Recently at the Cutweb rally Tony Brooks (www.tb-training.co.uk/) noted that he thought our rudder was loose. I had noticed it appeared to wobble slightly as you went from left to right. After talking it over with various people it seemed the likely problem was the two bolts holding the rudder on to the shaft had become loose. I checked the photos we took when the boat was in dry dock and could see the two main bolts, plus a third ‘tightener’.

We had planned a weekend cruise with friends Jan & Mike so I booked into the slipway at Clattercote wharf for the preceding Wednesday. I told Richard at the slipway that we would only need an hour or so as all I had to do was tighten up some bolts.

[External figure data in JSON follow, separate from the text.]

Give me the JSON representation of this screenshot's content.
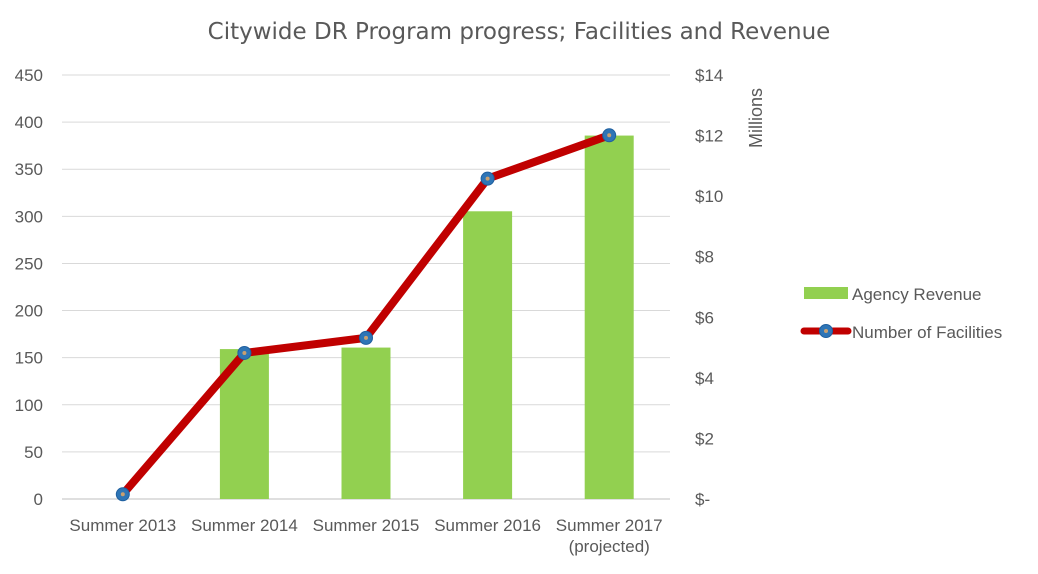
{
  "chart_data": {
    "type": "bar",
    "title": "Citywide DR Program progress; Facilities and Revenue",
    "categories": [
      "Summer 2013",
      "Summer 2014",
      "Summer 2015",
      "Summer 2016",
      "Summer 2017\n(projected)"
    ],
    "series": [
      {
        "name": "Agency Revenue",
        "type": "bar",
        "axis": "right",
        "values": [
          0,
          4.95,
          5.0,
          9.5,
          12.0
        ],
        "color": "#92d050"
      },
      {
        "name": "Number of Facilities",
        "type": "line",
        "axis": "left",
        "values": [
          5,
          155,
          171,
          340,
          386
        ],
        "color": "#c00000",
        "marker_color": "#2e75b6"
      }
    ],
    "y_left": {
      "range": [
        0,
        450
      ],
      "ticks": [
        "0",
        "50",
        "100",
        "150",
        "200",
        "250",
        "300",
        "350",
        "400",
        "450"
      ]
    },
    "y_right": {
      "label": "Millions",
      "range": [
        0,
        14
      ],
      "ticks": [
        "$-",
        "$2",
        "$4",
        "$6",
        "$8",
        "$10",
        "$12",
        "$14"
      ]
    },
    "grid": true,
    "legend": {
      "position": "right",
      "entries": [
        "Agency Revenue",
        "Number of Facilities"
      ]
    }
  }
}
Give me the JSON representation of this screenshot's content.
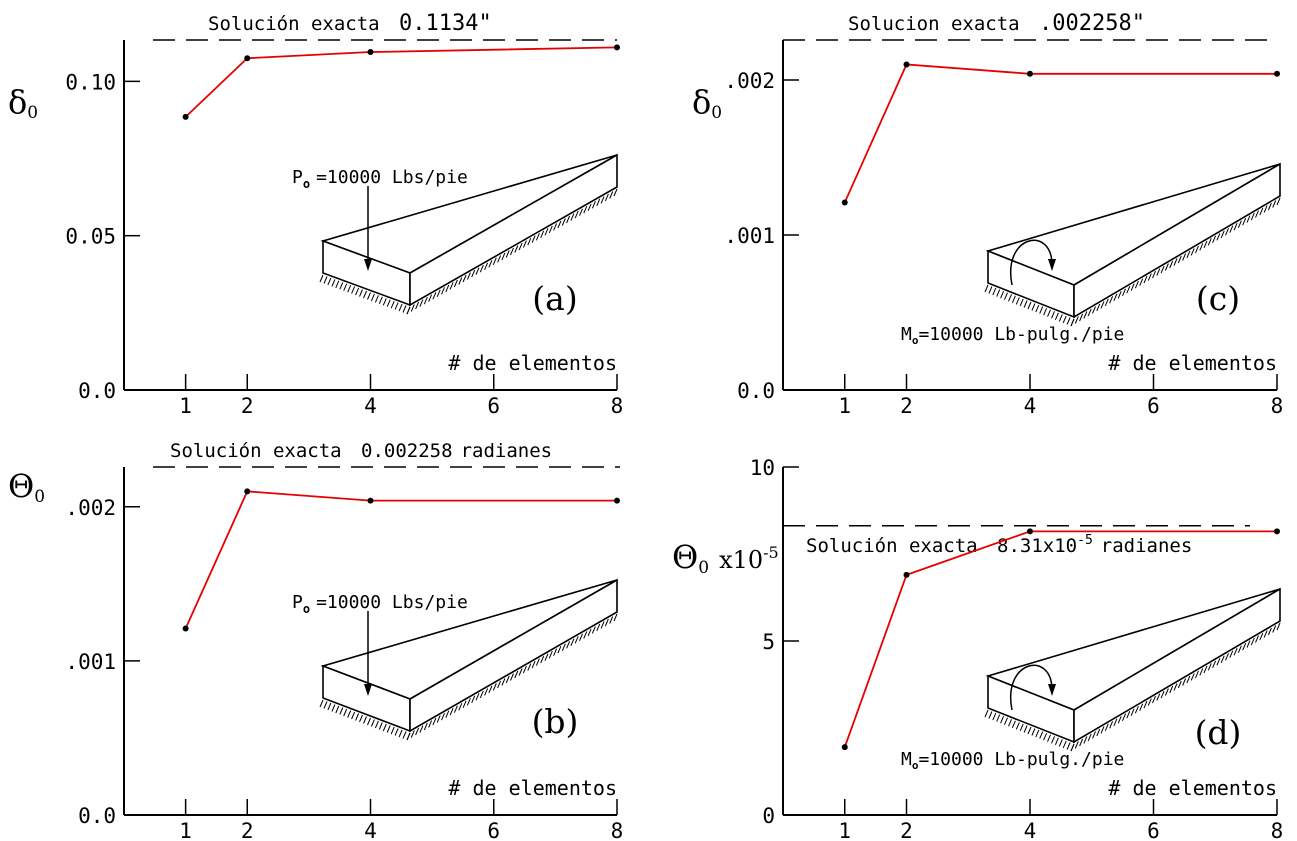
{
  "chart_data": [
    {
      "type": "line",
      "panel_label": "(a)",
      "x": [
        1,
        2,
        4,
        8
      ],
      "series": [
        {
          "values": [
            0.0885,
            0.1075,
            0.1095,
            0.111
          ]
        }
      ],
      "ylabel": "δ",
      "ylabel_sub": "0",
      "xlabel": "# de elementos",
      "exact_label": "Solución exacta",
      "exact_value_text": "0.1134\"",
      "exact_value": 0.1134,
      "ylim": [
        0.0,
        0.1134
      ],
      "xlim": [
        0,
        8
      ],
      "yticks": [
        0.0,
        0.05,
        0.1
      ],
      "ytick_labels": [
        "0.0",
        "0.05",
        "0.10"
      ],
      "xticks": [
        1,
        2,
        4,
        6,
        8
      ],
      "xtick_labels": [
        "1",
        "2",
        "4",
        "6",
        "8"
      ],
      "load_label": "P",
      "load_sub": "o",
      "load_value": "=10000 Lbs/pie",
      "load_type": "force",
      "line_color": "#e60000"
    },
    {
      "type": "line",
      "panel_label": "(b)",
      "x": [
        1,
        2,
        4,
        8
      ],
      "series": [
        {
          "values": [
            0.00121,
            0.0021,
            0.00204,
            0.00204
          ]
        }
      ],
      "ylabel": "Θ",
      "ylabel_sub": "0",
      "xlabel": "# de elementos",
      "exact_label": "Solución exacta",
      "exact_value_text": "0.002258",
      "exact_unit": "radianes",
      "exact_value": 0.002258,
      "ylim": [
        0.0,
        0.002258
      ],
      "xlim": [
        0,
        8
      ],
      "yticks": [
        0.0,
        0.001,
        0.002
      ],
      "ytick_labels": [
        "0.0",
        ".001",
        ".002"
      ],
      "xticks": [
        1,
        2,
        4,
        6,
        8
      ],
      "xtick_labels": [
        "1",
        "2",
        "4",
        "6",
        "8"
      ],
      "load_label": "P",
      "load_sub": "o",
      "load_value": "=10000 Lbs/pie",
      "load_type": "force",
      "line_color": "#e60000"
    },
    {
      "type": "line",
      "panel_label": "(c)",
      "x": [
        1,
        2,
        4,
        8
      ],
      "series": [
        {
          "values": [
            0.00121,
            0.0021,
            0.00204,
            0.00204
          ]
        }
      ],
      "ylabel": "δ",
      "ylabel_sub": "0",
      "xlabel": "# de elementos",
      "exact_label": "Solucion exacta",
      "exact_value_text": ".002258\"",
      "exact_value": 0.002258,
      "ylim": [
        0.0,
        0.002258
      ],
      "xlim": [
        0,
        8
      ],
      "yticks": [
        0.0,
        0.001,
        0.002
      ],
      "ytick_labels": [
        "0.0",
        ".001",
        ".002"
      ],
      "xticks": [
        1,
        2,
        4,
        6,
        8
      ],
      "xtick_labels": [
        "1",
        "2",
        "4",
        "6",
        "8"
      ],
      "load_label": "M",
      "load_sub": "o",
      "load_value": "=10000 Lb-pulg./pie",
      "load_type": "moment",
      "line_color": "#e60000"
    },
    {
      "type": "line",
      "panel_label": "(d)",
      "x": [
        1,
        2,
        4,
        8
      ],
      "series": [
        {
          "values": [
            1.95,
            6.9,
            8.15,
            8.15
          ]
        }
      ],
      "ylabel": "Θ",
      "ylabel_sub": "0",
      "ylabel_suffix": "x10",
      "ylabel_exp": "-5",
      "xlabel": "# de elementos",
      "exact_label": "Solución exacta",
      "exact_value_text": "8.31x10",
      "exact_value_exp": "-5",
      "exact_unit": "radianes",
      "exact_value": 8.31,
      "ylim": [
        0,
        10
      ],
      "xlim": [
        0,
        8
      ],
      "yticks": [
        0,
        5,
        10
      ],
      "ytick_labels": [
        "0",
        "5",
        "10"
      ],
      "xticks": [
        1,
        2,
        4,
        6,
        8
      ],
      "xtick_labels": [
        "1",
        "2",
        "4",
        "6",
        "8"
      ],
      "load_label": "M",
      "load_sub": "o",
      "load_value": "=10000 Lb-pulg./pie",
      "load_type": "moment",
      "line_color": "#e60000"
    }
  ]
}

The slipway is only a few hundred yards from the marina. We arrived at about 10 o’clock. It took quite a while turn the boat around to get it the right way to go up the slipway. I had thought that we could go up stern first, but Richard advised that that wasn’t safe as the water could come in the front through the deck drain holes.

Going up!
Going up!

 

Out of the water
Out of the water

 

The rudder
The rudder

It was clear, once the boat was out of the water, that it wasnt a problem with loose bolts at all. The bush on the skeg (at the bottom of the rudder) was badly worn, so the shaft was loose and wobbling around.

This meant it wouldn’t be just a short job of tightening bolts. Richard agreed to cancel his plans for the day and help us get it fixed. First a ring round various of his contacts to see if we could get a bespoke bush made today. Luckily a small engineering firm in Braunston said they could do it.

The next problem was getting the rudder off. We had removed the two main bolts and the third tightener, but though it was loose, the rudder wouldn’t come off despite much heaving, levering and hammering. We then realised that the third bolt had sheared off and the tip was still inside.  So Richard decided that we would need to saw it off and weld a new one back on.

So after a trip to Banbury for new bolts, a hole saw and a new top bearing and then to Braunston for the new bottom bush, Richard started work cutting and welding.

It was dark by the time all the work was finished and we slipped back into the water by torchlight.